Juru Bicara Badan Pembentukan Peraturan Daerah (Bapemperda) DPRD Jatim, Ro’aitu Nafif Laha, mengatakan transportasi berbasis aplikasi kini telah menjadi bagian dari sistem transportasi sekaligus ekonomi digital di Jawa Timur. Dilansir dari Jatimpos.co, Rabu, (12/8/2026).

 

Menurutnya, layanan transportasi online tidak lagi hanya menjadi sarana pemesanan kendaraan, tetapi telah berkembang menjadi bagian dari sistem transportasi, khususnya di kawasan perkotaan dan antarkawasan.

 

“Jasa transportasi berbasis aplikasi di Jawa Timur tidak lagi sekadar menjadi inovasi pemesanan kendaraan, tetapi telah menjadi bagian dari sistem transportasi, terutama di kawasan perkotaan dan antarkawasan, sekaligus bagian dari ekonomi digital yang menyediakan sumber penghasilan bagi pengemudi,” kata Nafif saat membacakan nota penjelasan Bapemperda.

 

 

 

Ia menjelaskan, penyelenggaraan transportasi berbasis aplikasi melibatkan perusahaan aplikasi, perusahaan angkutan sewa khusus, pengemudi, dan pengguna jasa. Masing-masing pihak memiliki kedudukan serta kepentingan yang berbeda.

 

Menurut Nafif, kondisi tersebut membuat hubungan antarpihak tidak selalu berada dalam posisi yang seimbang. Karena itu, pemerintah daerah dinilai perlu hadir melalui fungsi regulasi, pembinaan, fasilitasi, dan pengawasan.

 

“Relasi yang tidak selalu seimbang tersebut menjadi alasan penting bagi Pemerintah Daerah untuk hadir sebagai regulator, pembina, fasilitator, dan pengawas sesuai kewenangannya, sehingga hak, kewajiban, manfaat, risiko, dan tanggung jawab antarpihak dapat ditempatkan secara lebih adil dan proporsional,” ujarnya.

 

 

 

Nafif menyebut perusahaan aplikasi memiliki kendali besar terhadap sistem digital dan mekanisme operasional layanan.

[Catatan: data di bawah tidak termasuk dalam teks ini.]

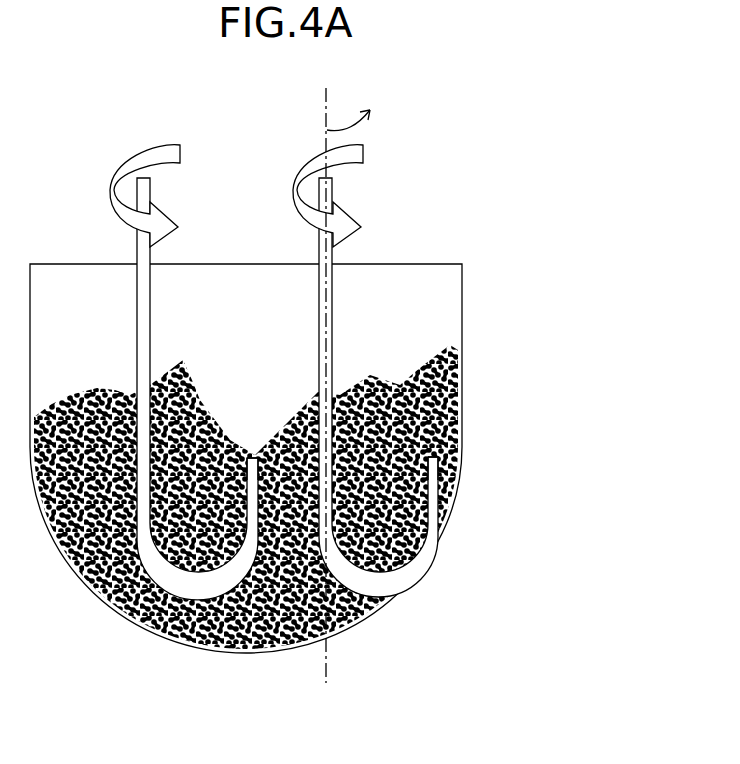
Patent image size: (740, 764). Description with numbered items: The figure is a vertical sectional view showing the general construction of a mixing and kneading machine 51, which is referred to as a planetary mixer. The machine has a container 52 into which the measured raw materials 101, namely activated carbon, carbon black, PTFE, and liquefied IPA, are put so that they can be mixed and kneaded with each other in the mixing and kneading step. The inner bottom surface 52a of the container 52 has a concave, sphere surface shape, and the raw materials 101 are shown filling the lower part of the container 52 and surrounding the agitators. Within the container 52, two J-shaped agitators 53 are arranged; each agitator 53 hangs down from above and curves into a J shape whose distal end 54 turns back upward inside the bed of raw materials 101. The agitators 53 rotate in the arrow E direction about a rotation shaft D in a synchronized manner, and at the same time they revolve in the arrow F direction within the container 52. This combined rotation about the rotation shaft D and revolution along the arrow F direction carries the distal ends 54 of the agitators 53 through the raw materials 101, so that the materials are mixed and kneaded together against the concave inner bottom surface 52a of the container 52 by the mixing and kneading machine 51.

The mixing and kneading machine 51 is at (307, 448).
The container 52 is at (292, 464).
The inner bottom surface 52a is at (352, 622).
The J-shaped agitator 53 is at (301, 426).
The distal end 54 is at (248, 455).
The raw materials 101 is at (463, 392).
The rotation shaft D is at (327, 375).
The arrow E direction E is at (303, 164).
The arrow F direction F is at (348, 112).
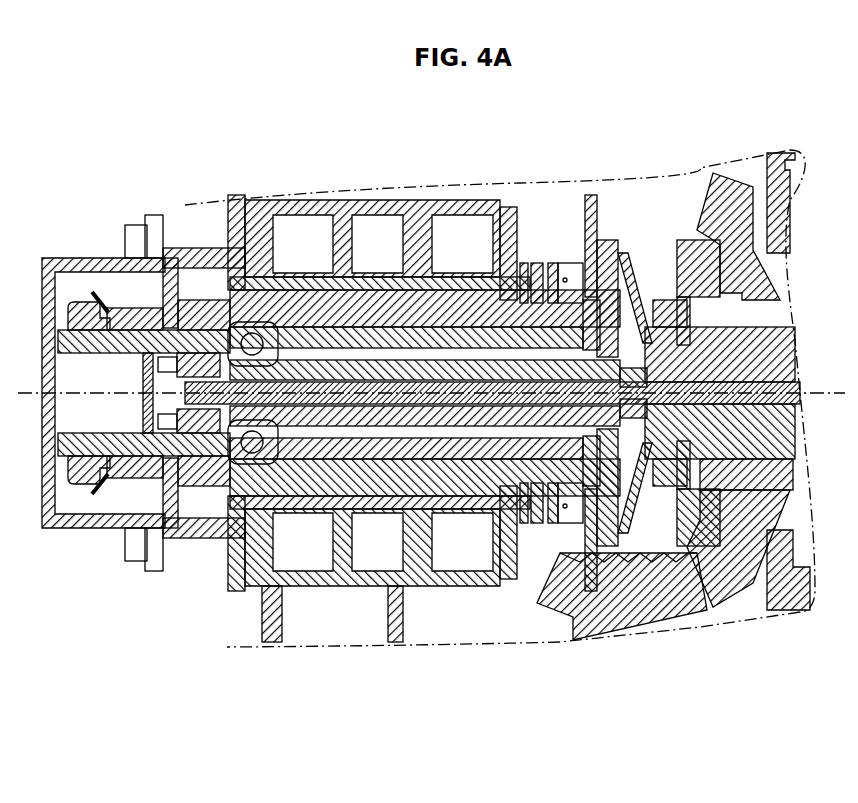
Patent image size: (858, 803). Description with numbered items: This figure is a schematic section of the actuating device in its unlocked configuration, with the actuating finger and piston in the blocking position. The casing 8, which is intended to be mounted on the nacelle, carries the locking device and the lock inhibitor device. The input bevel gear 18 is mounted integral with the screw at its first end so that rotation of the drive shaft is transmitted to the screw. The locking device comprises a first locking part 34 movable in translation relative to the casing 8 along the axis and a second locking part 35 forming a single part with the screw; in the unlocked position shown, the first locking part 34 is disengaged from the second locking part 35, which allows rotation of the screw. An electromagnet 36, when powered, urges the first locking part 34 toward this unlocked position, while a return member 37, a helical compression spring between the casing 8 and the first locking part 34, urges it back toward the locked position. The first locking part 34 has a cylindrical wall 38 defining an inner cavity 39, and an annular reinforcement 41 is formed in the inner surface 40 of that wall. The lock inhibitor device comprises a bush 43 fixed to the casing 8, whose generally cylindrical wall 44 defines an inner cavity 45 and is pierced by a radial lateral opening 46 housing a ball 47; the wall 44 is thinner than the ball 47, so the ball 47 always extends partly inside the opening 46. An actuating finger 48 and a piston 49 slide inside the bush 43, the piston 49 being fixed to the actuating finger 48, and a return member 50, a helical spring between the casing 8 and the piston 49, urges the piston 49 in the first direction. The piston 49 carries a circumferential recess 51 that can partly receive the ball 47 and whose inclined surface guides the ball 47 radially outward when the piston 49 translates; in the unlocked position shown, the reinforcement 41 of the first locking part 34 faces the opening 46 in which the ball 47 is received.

The casing 8 is at (510, 230).
The input bevel gear 18 is at (723, 197).
The first locking part 34 is at (612, 253).
The second locking part 35 is at (682, 257).
The electromagnet 36 is at (363, 197).
The return member 37 is at (537, 270).
The cylindrical wall 38 is at (423, 307).
The inner cavity 39 is at (345, 330).
The inner surface 40 is at (400, 332).
The annular reinforcement 41 is at (338, 337).
The bush 43 is at (227, 447).
The wall 44 is at (310, 442).
The inner cavity 45 is at (100, 410).
The lateral opening 46 is at (236, 333).
The ball 47 is at (302, 327).
The actuating finger 48 is at (447, 395).
The piston 49 is at (245, 420).
The return member 50 is at (167, 417).
The recess 51 is at (233, 350).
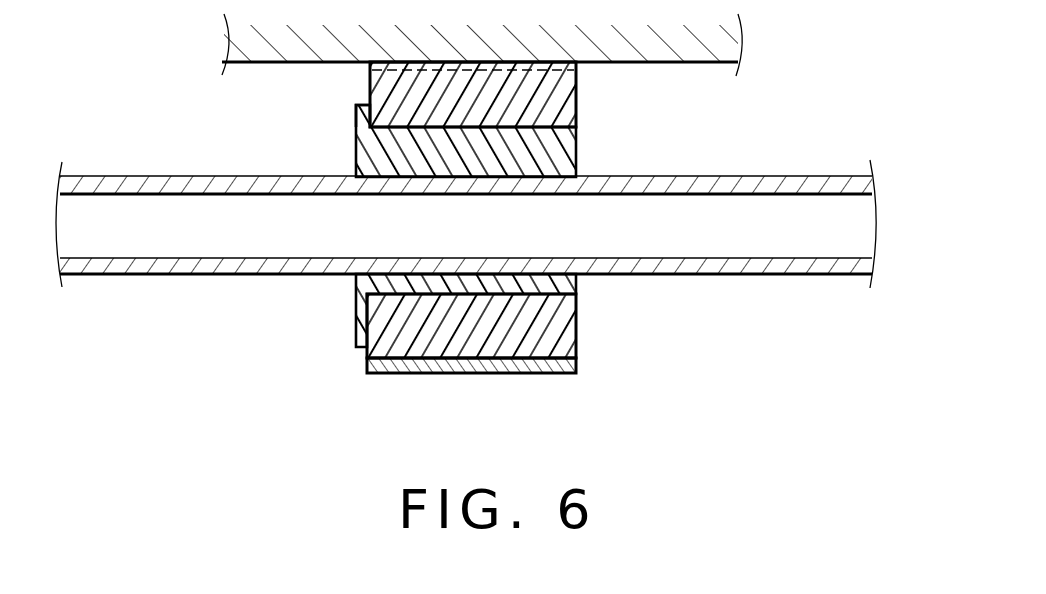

Sementara itu, pengemudi menjadi pihak yang memberikan pelayanan secara langsung kepada pengguna.

 

Di sisi lain, pengemudi juga bergantung pada keberlangsungan ekosistem aplikasi untuk memperoleh penghasilan. Kondisi tersebut menjadi salah satu perhatian dalam penyusunan regulasi di tingkat daerah.

 

“Perusahaan aplikasi mempunyai kendali besar terhadap sistem digital dan mekanisme operasional layanan, sedangkan pengemudi memberikan pelayanan secara langsung dan bergantung pada keberlangsungan ekosistem aplikasi untuk memperoleh penghasilan,” jelasnya.

 

Nafif menegaskan, penyusunan Raperda tersebut tidak dimaksudkan untuk mengambil alih kewenangan pemerintah pusat dalam mengatur transportasi berbasis aplikasi.

 

Pengaturan dalam Raperda diarahkan untuk mengisi ruang kebijakan yang menjadi kewenangan Pemerintah Provinsi Jawa Timur, terutama dalam aspek pembinaan, fasilitasi, koordinasi, dan pengawasan.

 

“Raperda tidak dimaksudkan mengambil alih kewenangan Pemerintah Pusat, melainkan mengisi ruang kebijakan yang menjadi kewenangan Provinsi Jawa Timur,” katanya.

 

 

 

Sejumlah aspek juga menjadi perhatian dalam penyusunan Raperda tersebut. Di antaranya perencanaan kebutuhan kendaraan, pengaturan tarif, keselamatan, perizinan angkutan sewa khusus, rekrutmen pengemudi, serta hubungan layanan transportasi berbasis aplikasi dengan transportasi publik.

 

Selain pengaturan tersebut, pemerintah daerah juga dinilai membutuhkan tata kelola berbasis data agar pengawasan terhadap layanan transportasi online dapat dilakukan secara lebih terukur.

 

Data yang diperlukan meliputi jumlah kendaraan dan pengemudi, pola perjalanan, wilayah pelayanan, tingkat permintaan, tarif, biaya jasa aplikasi, pengaduan masyarakat, kecelakaan, hingga pelanggaran operasional.

 

Nafif mengatakan keberadaan data aktual penting agar kebijakan yang dibuat tidak hanya berdasarkan asumsi atau laporan yang tersebar dari berbagai pihak.

 

“Data aktual diperlukan agar kebijakan tidak didasarkan pada asumsi atau laporan yang terpisah-pisah. Ketersediaan data akan mendukung perencanaan kebutuhan kendaraan, evaluasi pelayanan, pengawasan tarif dan keselamatan, serta integrasi dengan transportasi publik,” pungkasnya. (ivan)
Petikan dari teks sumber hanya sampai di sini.